CAUTIOUS NOT TO turn this blog into a Eurovision fest, I couldn’t help but put down in words why Conchita Wurst’s contest conquer was the only outcome.
Given the media attention – both positive and negative – that surrounded her before the grand final, this glamorously tranvestite, bearded, Austrian version of Shirley Bassey – think the lovechild of a Kardashian sister and Jesus Christ – you could argue that she was always going to win on those grounds alone. I’m not really a fan of drag acts; I often find them contrived and bordering on ridculous, and naturally – perhaps ignorantly – I assumed Conchita would appear on stage emerging from an oversized wardrobe, suggestively eating bananas between verses of synthesised EDM. But when she belted out that Bond-esque ballad on Saturday night, it dawned on me that Miss Wurst (real name Tom Neuwirth, by the way) was much more than a man in a wig, in a dress, with a beard.

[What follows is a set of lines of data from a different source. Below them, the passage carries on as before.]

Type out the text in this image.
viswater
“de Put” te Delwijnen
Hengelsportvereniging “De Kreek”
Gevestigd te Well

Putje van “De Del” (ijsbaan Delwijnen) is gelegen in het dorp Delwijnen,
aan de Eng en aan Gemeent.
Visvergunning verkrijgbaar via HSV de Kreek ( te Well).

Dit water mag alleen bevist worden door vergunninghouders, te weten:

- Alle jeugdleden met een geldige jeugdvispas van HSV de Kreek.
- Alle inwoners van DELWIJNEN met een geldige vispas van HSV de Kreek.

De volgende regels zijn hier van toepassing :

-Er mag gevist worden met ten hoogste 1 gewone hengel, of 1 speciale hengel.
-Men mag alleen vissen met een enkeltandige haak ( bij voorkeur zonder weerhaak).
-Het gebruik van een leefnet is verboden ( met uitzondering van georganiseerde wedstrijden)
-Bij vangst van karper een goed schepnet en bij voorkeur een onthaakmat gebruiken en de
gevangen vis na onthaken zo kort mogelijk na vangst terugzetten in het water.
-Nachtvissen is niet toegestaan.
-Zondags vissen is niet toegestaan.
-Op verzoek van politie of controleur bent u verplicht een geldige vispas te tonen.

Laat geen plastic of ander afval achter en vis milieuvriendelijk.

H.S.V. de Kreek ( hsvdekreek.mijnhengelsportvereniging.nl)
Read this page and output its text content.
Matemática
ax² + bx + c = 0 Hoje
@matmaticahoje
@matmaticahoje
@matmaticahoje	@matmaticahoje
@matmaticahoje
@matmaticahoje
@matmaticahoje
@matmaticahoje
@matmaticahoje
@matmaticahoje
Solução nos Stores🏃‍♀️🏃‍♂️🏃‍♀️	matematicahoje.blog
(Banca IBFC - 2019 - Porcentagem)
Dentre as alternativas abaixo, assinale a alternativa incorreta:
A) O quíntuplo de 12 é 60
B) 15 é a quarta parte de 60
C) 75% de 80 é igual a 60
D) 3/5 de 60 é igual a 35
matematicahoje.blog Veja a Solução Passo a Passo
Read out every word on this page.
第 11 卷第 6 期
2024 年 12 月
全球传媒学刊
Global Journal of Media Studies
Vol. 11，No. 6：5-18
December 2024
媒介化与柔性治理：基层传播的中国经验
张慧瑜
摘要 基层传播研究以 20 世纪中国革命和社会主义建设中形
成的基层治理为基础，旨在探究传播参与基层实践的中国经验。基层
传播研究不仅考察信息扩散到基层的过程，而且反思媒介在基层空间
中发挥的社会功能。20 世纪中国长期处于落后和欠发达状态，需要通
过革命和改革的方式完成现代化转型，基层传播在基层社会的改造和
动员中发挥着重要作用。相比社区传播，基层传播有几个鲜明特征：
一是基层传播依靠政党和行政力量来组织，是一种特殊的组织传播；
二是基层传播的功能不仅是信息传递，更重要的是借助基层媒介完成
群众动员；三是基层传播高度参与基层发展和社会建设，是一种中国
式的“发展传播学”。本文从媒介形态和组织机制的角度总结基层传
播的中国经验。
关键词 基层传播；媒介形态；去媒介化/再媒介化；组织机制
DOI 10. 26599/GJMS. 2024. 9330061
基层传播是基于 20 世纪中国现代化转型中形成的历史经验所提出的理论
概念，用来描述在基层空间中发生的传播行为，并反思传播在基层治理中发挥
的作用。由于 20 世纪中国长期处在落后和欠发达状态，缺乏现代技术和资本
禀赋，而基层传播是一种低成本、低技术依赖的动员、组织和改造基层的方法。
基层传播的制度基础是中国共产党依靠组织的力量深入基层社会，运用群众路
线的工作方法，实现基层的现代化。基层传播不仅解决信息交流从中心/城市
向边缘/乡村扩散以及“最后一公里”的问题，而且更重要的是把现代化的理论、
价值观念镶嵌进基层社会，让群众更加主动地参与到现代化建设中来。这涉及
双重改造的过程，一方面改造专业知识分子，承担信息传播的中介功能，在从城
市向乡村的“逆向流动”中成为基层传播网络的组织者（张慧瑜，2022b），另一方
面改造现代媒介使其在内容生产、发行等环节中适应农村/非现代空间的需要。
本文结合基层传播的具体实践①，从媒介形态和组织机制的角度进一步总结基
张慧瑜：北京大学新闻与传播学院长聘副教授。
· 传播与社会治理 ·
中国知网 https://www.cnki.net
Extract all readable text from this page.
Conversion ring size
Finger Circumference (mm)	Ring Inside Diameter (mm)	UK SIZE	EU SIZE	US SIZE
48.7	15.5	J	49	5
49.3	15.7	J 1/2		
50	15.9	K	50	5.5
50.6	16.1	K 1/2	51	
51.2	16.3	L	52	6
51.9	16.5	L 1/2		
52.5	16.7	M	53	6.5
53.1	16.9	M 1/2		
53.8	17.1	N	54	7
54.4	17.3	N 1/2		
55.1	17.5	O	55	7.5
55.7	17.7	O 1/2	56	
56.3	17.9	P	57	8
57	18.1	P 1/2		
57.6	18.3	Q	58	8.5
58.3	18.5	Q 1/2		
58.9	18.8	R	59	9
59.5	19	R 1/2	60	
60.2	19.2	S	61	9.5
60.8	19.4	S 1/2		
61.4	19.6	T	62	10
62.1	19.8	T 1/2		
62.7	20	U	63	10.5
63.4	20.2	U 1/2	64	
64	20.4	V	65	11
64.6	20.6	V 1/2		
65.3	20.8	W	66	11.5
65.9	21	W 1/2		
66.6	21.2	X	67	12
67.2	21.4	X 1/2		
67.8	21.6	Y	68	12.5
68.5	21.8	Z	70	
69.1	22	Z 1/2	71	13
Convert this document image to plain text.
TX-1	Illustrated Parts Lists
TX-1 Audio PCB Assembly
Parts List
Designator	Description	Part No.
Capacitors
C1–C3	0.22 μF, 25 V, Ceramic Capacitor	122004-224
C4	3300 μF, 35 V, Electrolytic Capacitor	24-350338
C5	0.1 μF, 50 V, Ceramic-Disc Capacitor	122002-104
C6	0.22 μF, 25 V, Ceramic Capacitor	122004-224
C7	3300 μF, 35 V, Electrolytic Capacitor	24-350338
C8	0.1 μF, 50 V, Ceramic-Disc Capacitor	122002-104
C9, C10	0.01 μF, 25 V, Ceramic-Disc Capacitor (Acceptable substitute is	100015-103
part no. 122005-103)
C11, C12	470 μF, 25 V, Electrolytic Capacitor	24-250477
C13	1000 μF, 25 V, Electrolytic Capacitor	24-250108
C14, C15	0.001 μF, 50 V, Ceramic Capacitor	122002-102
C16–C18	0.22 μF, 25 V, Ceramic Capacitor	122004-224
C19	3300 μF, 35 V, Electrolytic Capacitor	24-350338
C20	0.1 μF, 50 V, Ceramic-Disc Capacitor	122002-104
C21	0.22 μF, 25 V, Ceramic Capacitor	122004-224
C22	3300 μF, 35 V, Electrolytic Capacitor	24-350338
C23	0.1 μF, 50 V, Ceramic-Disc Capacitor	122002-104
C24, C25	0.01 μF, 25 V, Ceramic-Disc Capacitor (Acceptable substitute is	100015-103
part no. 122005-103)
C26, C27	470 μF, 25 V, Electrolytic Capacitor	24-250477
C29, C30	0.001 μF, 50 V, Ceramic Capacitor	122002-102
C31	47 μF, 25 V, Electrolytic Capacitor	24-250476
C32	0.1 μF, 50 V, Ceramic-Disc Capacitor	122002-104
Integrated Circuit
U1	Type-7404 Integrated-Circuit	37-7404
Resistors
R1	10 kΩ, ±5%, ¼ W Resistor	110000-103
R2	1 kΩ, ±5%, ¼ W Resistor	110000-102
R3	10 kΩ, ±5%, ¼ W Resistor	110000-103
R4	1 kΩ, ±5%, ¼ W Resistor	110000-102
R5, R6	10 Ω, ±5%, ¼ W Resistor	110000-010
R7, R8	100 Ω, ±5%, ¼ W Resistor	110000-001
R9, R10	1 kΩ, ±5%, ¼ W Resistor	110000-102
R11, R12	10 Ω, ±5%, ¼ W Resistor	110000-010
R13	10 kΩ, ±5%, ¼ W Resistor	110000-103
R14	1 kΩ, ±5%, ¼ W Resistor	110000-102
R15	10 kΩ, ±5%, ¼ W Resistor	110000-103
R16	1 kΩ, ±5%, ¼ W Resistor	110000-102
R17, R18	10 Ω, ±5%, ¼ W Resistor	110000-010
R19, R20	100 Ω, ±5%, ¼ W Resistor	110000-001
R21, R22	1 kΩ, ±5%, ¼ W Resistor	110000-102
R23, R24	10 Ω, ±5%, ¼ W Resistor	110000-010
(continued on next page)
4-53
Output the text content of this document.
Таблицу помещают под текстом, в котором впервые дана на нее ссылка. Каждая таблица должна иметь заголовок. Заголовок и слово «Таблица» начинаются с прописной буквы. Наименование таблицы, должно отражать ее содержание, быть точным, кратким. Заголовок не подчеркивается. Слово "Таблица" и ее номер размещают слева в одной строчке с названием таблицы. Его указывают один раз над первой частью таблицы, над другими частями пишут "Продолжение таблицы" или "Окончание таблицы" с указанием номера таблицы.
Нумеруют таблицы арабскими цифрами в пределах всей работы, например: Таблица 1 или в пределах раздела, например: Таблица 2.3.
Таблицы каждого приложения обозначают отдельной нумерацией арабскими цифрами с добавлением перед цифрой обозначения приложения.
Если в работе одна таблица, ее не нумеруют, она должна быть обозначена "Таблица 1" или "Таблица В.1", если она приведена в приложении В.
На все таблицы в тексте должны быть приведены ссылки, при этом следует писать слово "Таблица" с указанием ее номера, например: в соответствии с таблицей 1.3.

In last week’s article I wrote about how Eurovision is more of a song circus these days. I still don’t deny it, even if it was actually one of the tamest contests I’d seen (bar the, er, bawdy butter-churning from Poland), but the vocal power alone of Wurst was worthy of real praise; I dare say even winning. Rather fittingly, her victory came after waves of boos for Russia’s fairly successful stint in the competition, reminding us of the inescapable undercurrent of this whole thing. So it still wasn’t strictly a music competition after all, I suppose, and was once again, although this year in a different way, a political playground in disguise. And while Miss Wurst can certainly sing, her victory was a metaphor for much more. No, she probably would not have won had she come on stage dressed as a man, but that was the whole point. It was never meant to be subtle. It was meant to stun people, to get them talking, to get them divided. It was an emblem of the progressivity of the 21st century, a talking point, a perception-challenger and above all it was a big middle finger from the West to the Russian parochialism that prevails over the East. Some Russian politicians were even hailing it “the end of Europe”, and perhaps they’re right – the end of a Europe which, for the most part, shunned individuality and ‘the unknown’ for decades, sitting at home in curtained-off state-owned apartments in emotionless city suburbs, watching state-run, state-produced, state-regulated television. This is 2014, and the fact that she is a man in a dress with (actually quite impressive) facial hair might be mind-boggling to some, but her victory simply represented acceptance in the face of intolerance.
Right, I promise; no more Eurovision.